Hello! I have some questions regarding the light per gallon for a planted aquarium.

how many watts per gallon (PGA) are consider low light?
how many watts per gallon (PGA) are consider medium light?
how many watts per gallon (PGA) are consider high light?

I use 49 watts light in my 20 gallon tank. It's 2.4 Watt per gallon. 
is that consider medium light?


----------



## supersmirky (Oct 22, 2008)

Hi Flower

Sorry nobody answered sooner.

Here is a guideline:

Low Light ( Under 2 wpg) 10-12 hours a day
Medium Light (2.0 – 3.0 wpg) 8-10 hours a day
High Light ( 3.0 – 4.0 wpg) 7-8 hours a day
Very High Light (4+ wpg) 6 hours a day

Suggested lighting periods:

2.0 Wpg 12 hours
2.2 Wpg 11 hours
2.4 Wpg 10 hours
2.7 Wpg 9 hours
3.0 Wpg 8 hours
3.4 Wpg 7 hours
4.0 Wpg 6 hours


----------



## flowerfishs (Mar 26, 2009)

thanks...


----------



## surpera1 (Feb 18, 2009)

why the shorter duration for higher WPG ?


----------



## supersmirky (Oct 22, 2008)

With higher intensity / wattage, you might get algae issues.

With higher light, there is also higher plant uptake so you might also have to dose more fertz and up the CO2.


----------



## niko (Jan 28, 2004)

Also keep in mind that the light spectrum makes a big difference.
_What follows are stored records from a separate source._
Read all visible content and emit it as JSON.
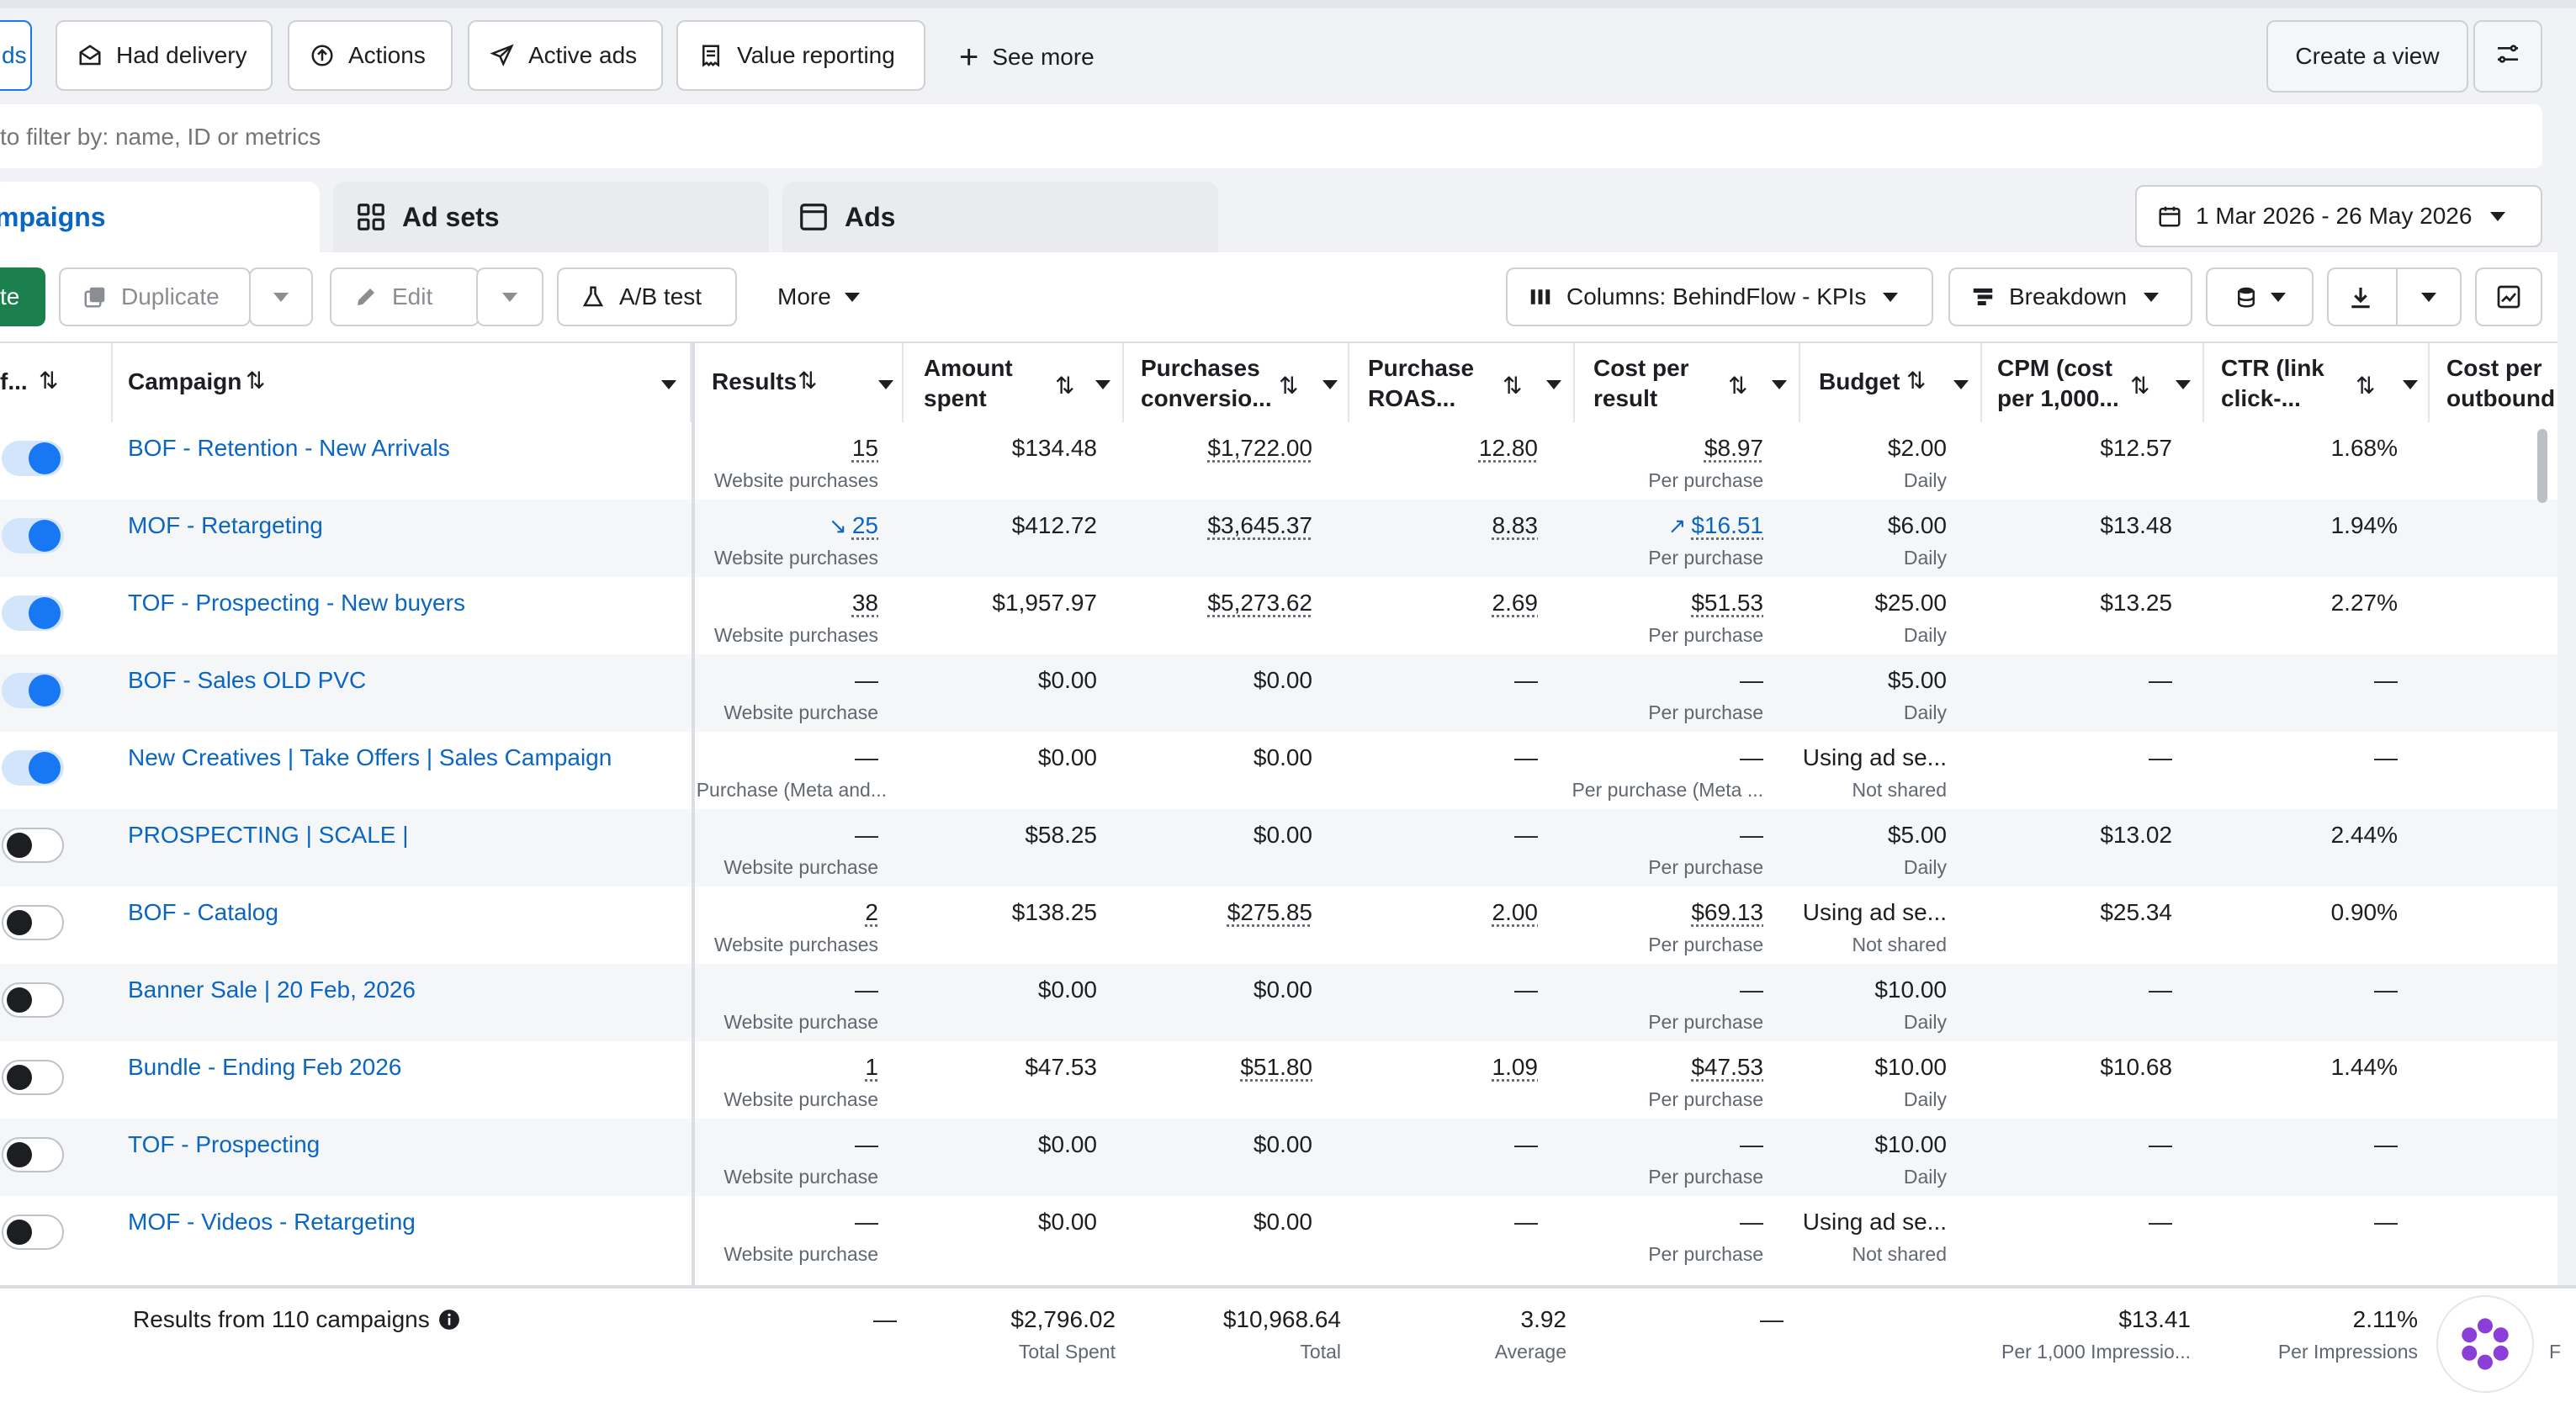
{
  "filters": {
    "first_partial": "ds",
    "had_delivery": "Had delivery",
    "actions": "Actions",
    "active_ads": "Active ads",
    "value_reporting": "Value reporting",
    "see_more": "See more",
    "create_view": "Create a view"
  },
  "search": {
    "placeholder": "to filter by: name, ID or metrics"
  },
  "tabs": {
    "campaigns": "mpaigns",
    "ad_sets": "Ad sets",
    "ads": "Ads"
  },
  "date_range": "1 Mar 2026 - 26 May 2026",
  "toolbar": {
    "create_partial": "te",
    "duplicate": "Duplicate",
    "edit": "Edit",
    "ab_test": "A/B test",
    "more": "More",
    "columns": "Columns: BehindFlow - KPIs",
    "breakdown": "Breakdown"
  },
  "columns": {
    "off": "f...",
    "campaign": "Campaign",
    "results": "Results",
    "amount_l1": "Amount",
    "amount_l2": "spent",
    "purch_l1": "Purchases",
    "purch_l2": "conversio...",
    "roas_l1": "Purchase",
    "roas_l2": "ROAS...",
    "cpr_l1": "Cost per",
    "cpr_l2": "result",
    "budget": "Budget",
    "cpm_l1": "CPM (cost",
    "cpm_l2": "per 1,000...",
    "ctr_l1": "CTR (link",
    "ctr_l2": "click-...",
    "cpo_l1": "Cost per",
    "cpo_l2": "outbound"
  },
  "rows": [
    {
      "on": true,
      "name": "BOF - Retention - New Arrivals",
      "results": "15",
      "results_sub": "Website purchases",
      "spent": "$134.48",
      "purchases": "$1,722.00",
      "roas": "12.80",
      "cpr": "$8.97",
      "cpr_sub": "Per purchase",
      "budget": "$2.00",
      "budget_sub": "Daily",
      "cpm": "$12.57",
      "ctr": "1.68%"
    },
    {
      "on": true,
      "name": "MOF - Retargeting",
      "results": "25",
      "results_sub": "Website purchases",
      "spent": "$412.72",
      "purchases": "$3,645.37",
      "roas": "8.83",
      "cpr": "$16.51",
      "cpr_sub": "Per purchase",
      "budget": "$6.00",
      "budget_sub": "Daily",
      "cpm": "$13.48",
      "ctr": "1.94%"
    },
    {
      "on": true,
      "name": "TOF - Prospecting - New buyers",
      "results": "38",
      "results_sub": "Website purchases",
      "spent": "$1,957.97",
      "purchases": "$5,273.62",
      "roas": "2.69",
      "cpr": "$51.53",
      "cpr_sub": "Per purchase",
      "budget": "$25.00",
      "budget_sub": "Daily",
      "cpm": "$13.25",
      "ctr": "2.27%"
    },
    {
      "on": true,
      "name": "BOF - Sales OLD PVC",
      "results": "—",
      "results_sub": "Website purchase",
      "spent": "$0.00",
      "purchases": "$0.00",
      "roas": "—",
      "cpr": "—",
      "cpr_sub": "Per purchase",
      "budget": "$5.00",
      "budget_sub": "Daily",
      "cpm": "—",
      "ctr": "—"
    },
    {
      "on": true,
      "name": "New Creatives | Take Offers | Sales Campaign",
      "results": "—",
      "results_sub": "Purchase (Meta and...",
      "spent": "$0.00",
      "purchases": "$0.00",
      "roas": "—",
      "cpr": "—",
      "cpr_sub": "Per purchase (Meta ...",
      "budget": "Using ad se...",
      "budget_sub": "Not shared",
      "cpm": "—",
      "ctr": "—"
    },
    {
      "on": false,
      "name": "PROSPECTING | SCALE |",
      "results": "—",
      "results_sub": "Website purchase",
      "spent": "$58.25",
      "purchases": "$0.00",
      "roas": "—",
      "cpr": "—",
      "cpr_sub": "Per purchase",
      "budget": "$5.00",
      "budget_sub": "Daily",
      "cpm": "$13.02",
      "ctr": "2.44%"
    },
    {
      "on": false,
      "name": "BOF - Catalog",
      "results": "2",
      "results_sub": "Website purchases",
      "spent": "$138.25",
      "purchases": "$275.85",
      "roas": "2.00",
      "cpr": "$69.13",
      "cpr_sub": "Per purchase",
      "budget": "Using ad se...",
      "budget_sub": "Not shared",
      "cpm": "$25.34",
      "ctr": "0.90%"
    },
    {
      "on": false,
      "name": "Banner Sale | 20 Feb, 2026",
      "results": "—",
      "results_sub": "Website purchase",
      "spent": "$0.00",
      "purchases": "$0.00",
      "roas": "—",
      "cpr": "—",
      "cpr_sub": "Per purchase",
      "budget": "$10.00",
      "budget_sub": "Daily",
      "cpm": "—",
      "ctr": "—"
    },
    {
      "on": false,
      "name": "Bundle - Ending Feb 2026",
      "results": "1",
      "results_sub": "Website purchase",
      "spent": "$47.53",
      "purchases": "$51.80",
      "roas": "1.09",
      "cpr": "$47.53",
      "cpr_sub": "Per purchase",
      "budget": "$10.00",
      "budget_sub": "Daily",
      "cpm": "$10.68",
      "ctr": "1.44%"
    },
    {
      "on": false,
      "name": "TOF - Prospecting",
      "results": "—",
      "results_sub": "Website purchase",
      "spent": "$0.00",
      "purchases": "$0.00",
      "roas": "—",
      "cpr": "—",
      "cpr_sub": "Per purchase",
      "budget": "$10.00",
      "budget_sub": "Daily",
      "cpm": "—",
      "ctr": "—"
    },
    {
      "on": false,
      "name": "MOF - Videos - Retargeting",
      "results": "—",
      "results_sub": "Website purchase",
      "spent": "$0.00",
      "purchases": "$0.00",
      "roas": "—",
      "cpr": "—",
      "cpr_sub": "Per purchase",
      "budget": "Using ad se...",
      "budget_sub": "Not shared",
      "cpm": "—",
      "ctr": "—"
    }
  ],
  "totals": {
    "label": "Results from 110 campaigns",
    "results": "—",
    "spent": "$2,796.02",
    "spent_sub": "Total Spent",
    "purchases": "$10,968.64",
    "purchases_sub": "Total",
    "roas": "3.92",
    "roas_sub": "Average",
    "cpr": "—",
    "cpm": "$13.41",
    "cpm_sub": "Per 1,000 Impressio...",
    "ctr": "2.11%",
    "ctr_sub": "Per Impressions",
    "edge": "F"
  },
  "colors": {
    "link_blue": "#0a66c2",
    "toggle_blue": "#1877f2",
    "create_green": "#1b7f4e"
  }
}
You could grow the same high light plants under 3wpg or only under 1 wpg depending on the light bulbs you use.

Giesemann Midday T5HO are the only bulbs that allow you to have low wattage and extremely healthy growth from day 1. These bulbs are also sold under at least 2 different names. Maybe someone will chime in about the names, I don't remember them. I just buy the ones labeled Giesemann Midday.

All other bulbs could be grouped in a common group. They will grow plants fine but you need to combine them and usually use higher wattage.

Also what's as important as the quality of the light (note that I don't say "wattage") is the establishment of the tank. In a properly established tank you can grow medium and high light plants without CO2 and with very low light. As I said - Giesemann Midday bulbs are the only bulbs allowing you to do that from day 1. Many other bulbs can do the same but only if the tank has had at least 6 months to establish. Patience is the key in this approach. See for youself - read the comments under each one of these pictures:
http://picasaweb.google.com/ddasega/Mike#

--Nikolay


----------



## surpera1 (Feb 18, 2009)

i am having excellent results with my lighting - i have a 2x55 ahsupply and a 2x ODNO walmart shoplight driving 2 T12 plant & aquarium bulbs - i really cant complain about the $20 i have in the wm fixture - it puts out some good light - i lined it with the shiny side of tin foil and super glued it on in true diy spirit - hahahahahaha - i just use the T12 because they are readily available to me - if i could get the same thing in a T8 48 inch i would - but yeah - i hear that T5's are all the rage right now - i just crank lights , nutrients and especially CO2 - i can vouch for some time to get established - my tank really took off at the 2 month mark - i have a potting soil substrate


----------